Соминский. Где нет? В цехе? На заводе? Но ведь есть еще город, район, область, страна. Что, по-вашему, так и нет нигде этих паршивых прокладок? Только их надо поискать.

Косарева. Знаете, я не уверена, что вы правы. Искать прокладки по городу – это занятие не Платонова, а механика и снабженца.

Соминский. Верно. Я ж сказал – вы очень разумная женщина. Но послушайте, разумная женщина, если снабженцам наплевать на седьмой цех, а Платонов может достать прокладки у знакомых на другом заводе или обменять на что-нибудь, почему же он этого не делает?

Косарева.
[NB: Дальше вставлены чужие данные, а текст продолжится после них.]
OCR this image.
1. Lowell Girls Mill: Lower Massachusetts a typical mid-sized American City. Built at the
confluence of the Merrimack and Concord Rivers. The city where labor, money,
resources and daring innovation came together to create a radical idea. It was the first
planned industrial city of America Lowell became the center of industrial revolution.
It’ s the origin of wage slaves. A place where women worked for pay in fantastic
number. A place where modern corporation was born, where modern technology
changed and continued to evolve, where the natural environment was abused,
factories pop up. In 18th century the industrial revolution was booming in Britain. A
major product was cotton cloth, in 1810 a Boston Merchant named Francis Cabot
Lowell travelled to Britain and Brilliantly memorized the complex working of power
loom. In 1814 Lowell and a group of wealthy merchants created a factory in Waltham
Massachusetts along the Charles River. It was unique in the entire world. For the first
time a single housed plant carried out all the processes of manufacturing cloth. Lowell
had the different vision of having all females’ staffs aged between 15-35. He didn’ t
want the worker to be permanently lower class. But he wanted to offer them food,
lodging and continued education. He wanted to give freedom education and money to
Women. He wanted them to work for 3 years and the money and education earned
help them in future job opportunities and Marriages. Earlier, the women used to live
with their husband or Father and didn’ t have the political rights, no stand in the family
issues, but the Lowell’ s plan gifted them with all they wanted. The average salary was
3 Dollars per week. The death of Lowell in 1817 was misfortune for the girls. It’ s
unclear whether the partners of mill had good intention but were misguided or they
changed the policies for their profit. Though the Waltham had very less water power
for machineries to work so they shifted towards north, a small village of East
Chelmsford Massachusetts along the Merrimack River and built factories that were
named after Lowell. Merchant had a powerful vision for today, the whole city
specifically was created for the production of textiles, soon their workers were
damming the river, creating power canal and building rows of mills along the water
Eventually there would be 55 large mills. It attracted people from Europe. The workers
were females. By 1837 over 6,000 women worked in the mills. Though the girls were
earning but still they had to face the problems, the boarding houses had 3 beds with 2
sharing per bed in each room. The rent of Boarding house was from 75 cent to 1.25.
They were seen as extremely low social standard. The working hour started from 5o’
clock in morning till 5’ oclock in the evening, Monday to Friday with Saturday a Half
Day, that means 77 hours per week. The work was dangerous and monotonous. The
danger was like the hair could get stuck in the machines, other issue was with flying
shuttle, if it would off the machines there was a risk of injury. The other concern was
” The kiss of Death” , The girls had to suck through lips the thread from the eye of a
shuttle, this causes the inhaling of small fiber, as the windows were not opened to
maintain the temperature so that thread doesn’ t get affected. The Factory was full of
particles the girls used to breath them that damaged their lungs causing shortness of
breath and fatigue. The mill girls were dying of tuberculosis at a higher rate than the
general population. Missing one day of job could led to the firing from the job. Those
Но, по вашей логике, так все должны будут заниматься не своим делом.

Соминский. А чем, вы думаете, мы занимаемся?… И потом, это не моя логика. Это логика жизни. Ты отвечаешь за технику безопасности – ты и доставай все, что тебе для этого надо. А как – это твое дело. Можешь выколотить из лентяев снабженцев – молодец, не можешь – иди жалуйся на них, не помогло – иди по городу с протянутой рукой…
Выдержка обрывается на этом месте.